Rebecca, la mia guida: il filo misterioso che ha intessuto la vita di Ilaria

Una maternità che sembrava impossibile, l'arrivo di Rebecca e una vita che, tra cura e battaglie per i diritti, prende una direzione inattesa

Lunedi, 14/09/2026

A volte il senso di una storia si riconosce soltanto dopo. Quando gli anni sono passati e avvenimenti lontani, apparentemente casuali, iniziano a ricomporsi come se fossero stati guidati da un filo invisibile.
Ilaria Ceccarelli aveva trent’anni quando la scienza le disse che non avrebbe potuto avere figli. Insieme a quello che allora era suo marito intraprese il percorso dell’adozione. Rebecca era nata a Roma nel febbraio del 1994, prematura, appena ottocento grammi, dopo gravissime sofferenze neonatali che avevano provocato lesioni cerebrali. La madre biologica l’aveva lasciata in ospedale.
Il 13 maggio arrivò la telefonata del giudice. A giugno Ilaria vide Rebecca per la prima volta: «Quando riguardo quelle foto rivivo quell’emozione enorme di amore incondizionato.»
Le loro strade si erano incontrate in un momento in cui tutto sembrava già scritto: una maternità ritenuta impossibile, una bambina fragile, diagnosi che lasciavano poco spazio alle aspettative.
Eppure, da quell’incontro, la storia avrebbe preso una direzione diversa.
I medici avevano detto che Rebecca non avrebbe camminato, parlato, forse non avrebbe avuto modo di comunicare.

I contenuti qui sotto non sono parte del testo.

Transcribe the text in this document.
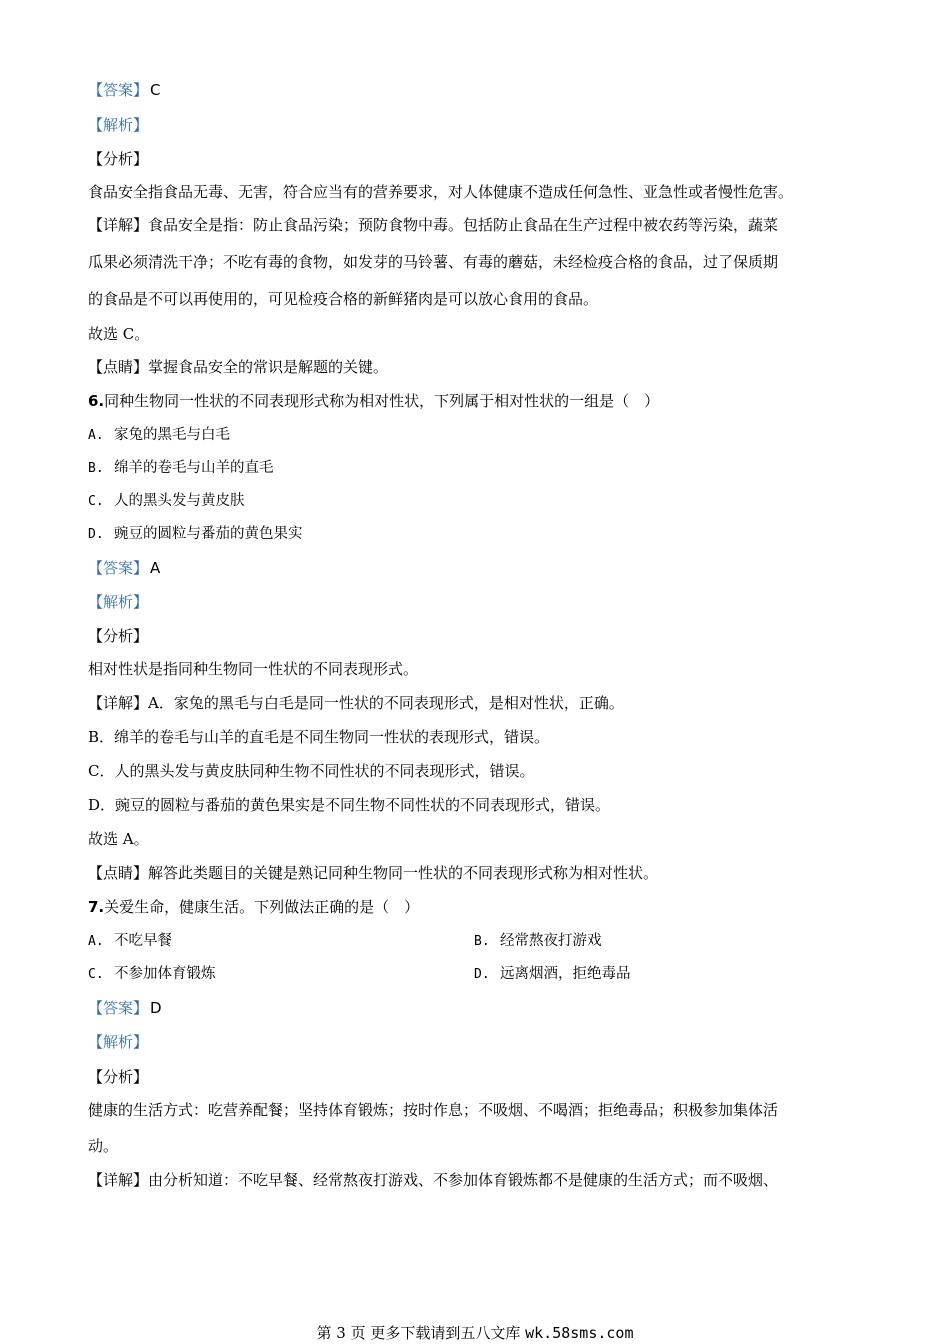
【答案】 C
【解析】
【分析】
食品安全指食品无毒、无害，符合应当有的营养要求，对人体健康不造成任何急性、亚急性或者慢性危害。
【详解】食品安全是指：防止食品污染；预防食物中毒。包括防止食品在生产过程中被农药等污染，蔬菜
瓜果必须清洗干净；不吃有毒的食物，如发芽的马铃薯、有毒的蘑菇，未经检疫合格的食品，过了保质期
的食品是不可以再使用的，可见检疫合格的新鲜猪肉是可以放心食用的食品。
故选 C。
【点睛】掌握食品安全的常识是解题的关键。
6.同种生物同一性状的不同表现形式称为相对性状，下列属于相对性状的一组是（　）
A. 家兔的黑毛与白毛
B. 绵羊的卷毛与山羊的直毛
C. 人的黑头发与黄皮肤
D. 豌豆的圆粒与番茄的黄色果实
【答案】 A
【解析】
【分析】
相对性状是指同种生物同一性状的不同表现形式。
【详解】A．家兔的黑毛与白毛是同一性状的不同表现形式，是相对性状，正确。
B．绵羊的卷毛与山羊的直毛是不同生物同一性状的表现形式，错误。
C．人的黑头发与黄皮肤同种生物不同性状的不同表现形式，错误。
D．豌豆的圆粒与番茄的黄色果实是不同生物不同性状的不同表现形式，错误。
故选 A。
【点睛】解答此类题目的关键是熟记同种生物同一性状的不同表现形式称为相对性状。
7.关爱生命，健康生活。下列做法正确的是（　）
A. 不吃早餐	B. 经常熬夜打游戏
C. 不参加体育锻炼	D. 远离烟酒，拒绝毒品
【答案】 D
【解析】
【分析】
健康的生活方式：吃营养配餐；坚持体育锻炼；按时作息；不吸烟、不喝酒；拒绝毒品；积极参加集体活
动。
【详解】由分析知道：不吃早餐、经常熬夜打游戏、不参加体育锻炼都不是健康的生活方式；而不吸烟、
第 3 页 更多下载请到五八文库 wk.58sms.com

Ilaria oggi guarda alla donna trentenne che era allora e parla del proprio coraggio, ma subito si corregge: «Forse non era coraggio, forse era solo tanto amore.»
Rebecca oggi ha trentadue anni.
Ilaria la descrive prima di tutto come una donna dal carattere forte, decisa, capace di sapere perfettamente ciò che vuole.
Una delle sue difficoltà è riuscire a comunicare, mentre per chi non la conosce profondamente può essere difficile comprenderne desideri e scelte.
Fin dall’inizio Ilaria e le persone che hanno accompagnato Rebecca hanno lavorato perché potesse esprimere il massimo delle proprie possibilità, senza trasformare quel “massimo” in un modello imposto dall’esterno: «Dare a Rebecca il massimo, affinché Rebecca potesse dare il massimo, nel rispetto della sua condizione», racconta. Una strada indicata loro dal professor Giorgio Albertini, che Ilaria dice di non avere mai abbandonato. Ma al di là delle scelte compiute consapevolmente da Ilaria, nella storia di Rebecca qualcosa sfugge alla sola dimensione della cura e della riabilitazione. C’è un mistero.
Quando Rebecca venne adottata, l’identità della madre biologica avrebbe dovuto restare riservata. Eppure, quando Ilaria la vide per la prima volta in ospedale, sul lettino della bambina c’era il nome della donna che l’aveva messa al mondo. Qualche tempo dopo, nel periodo in cui l’AIDS rendeva particolarmente importante conoscere alcune informazioni sanitarie, il medico di famiglia suggerì a Ilaria di richiedere la cartella clinica di Rebecca e lì accadde nuovamente qualcosa di inatteso: comparivano il nome della madre biologica, la sua provenienza e altre informazioni sulla sua storia: «Non so perché», dice Ilaria.
A me piace credere che ciò che accadde dopo appartenga a quella parte della vita che può essere raccontata ma non completamente spiegata.
E la vita continua: la donna che a trent’anni era stata considerata sterile, dopo l’adozione definitiva di Rebecca si separa dal primo marito, incontra un altro uomo e diventa madre altre due volte, nel giro di pochi anni.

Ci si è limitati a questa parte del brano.